Chemorepellents, including BMPs and Draxin, are released by the roof plate and initially “push” commissural axons ventrally into an increasing Netrin-1 gradient. The floor plate also secretes the morphogen sonic hedgehog (Shh). Like Netrin-1, Shh is a chemoattractant for HCS assay precrossing commissural
axons. Once at the floor plate, commissural axons lose their interest in Netrin-1 and Shh and acquire responsiveness to floor-plate-derived repellents, including slits and semaphorins, allowing them to exit the floor plate and move on to the second leg of their journey (Dickson and Zou, 2010). Remarkably, precrossing spinal commissural neurons exposed to a Netrin-1-deficient floor plate in the presence of Shh signaling inhibitors show residual attraction, indicating the existence of additional, unidentified floor plate attractant(s) ( Charron et al., 2003). In the developing visual system, retinal ganglion cell (RGC) axons arriving at the chiasm face the same challenge as precrossing axons in the ventral spinal cord: to cross or not to cross the midline. As they approach the optic chiasm, RGCs segregate into ipsilaterally and contralaterally projecting fibers (Figure 1B). Proper crossing, or decussation, at the chiasm is essential for organisms with prominent binocular vision. The mouse has laterally positioned eyes and limited binocular vision.
A large population of RGC axons cross the midline, and a relatively small population does not cross and project ipsilaterally.

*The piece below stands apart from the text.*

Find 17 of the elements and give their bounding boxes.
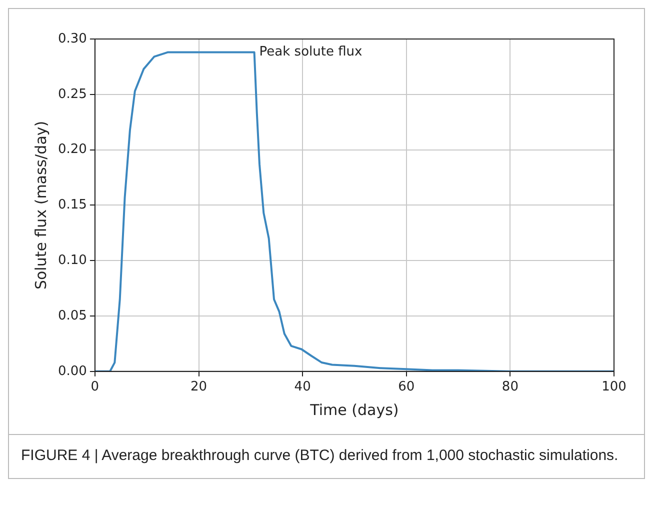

Seemingly quite different molecular strategies have evolved for proper growth cone navigation at the optic chiasm and spinal cord midline PD0332991 purchase Afatinib in vivo structures. Molecular gatekeepers such as Netrin-1 and Slits are either absent from the optic chiasm or do not directly participate in midline crossing of RGCs. Growth inhibitory cues, on the other hand, are abundant (Erskine and Herrera, 2007). These include the midline repellent EphrinB2, an established guidance cue at the mouse optic chiasm. EphB1 is expressed by ipsilaterally projecting RGCs and EphrinB2 is necessary for the proper formation of these projections. More recent evidence suggests that Shh repels ipsilateral RGC axons at the optic chiasm via its receptor Boc (Fabre et al., 2010). Semaphorin5A and Slits are molecules that define the boundary of the optic pathway but do not directly participate in midline crossing (Erskine and Herrera, 2007). Much less is known about the molecular mechanisms that promote midline crossing at the chiasm. In zebrafish, the secreted semaphorin Sema3D is expressed at the midline and is thought to provide inhibitory signals at the chiasm midline to help channel RGC axons to the contralateral optic tract (Sakai and Halloran, 2006). The cell adhesion molecule NrCAM is expressed at the mouse chiasm and also in a small subset of late born RGCs, and it promotes their midline crossing in vivo (Williams et al., 2006).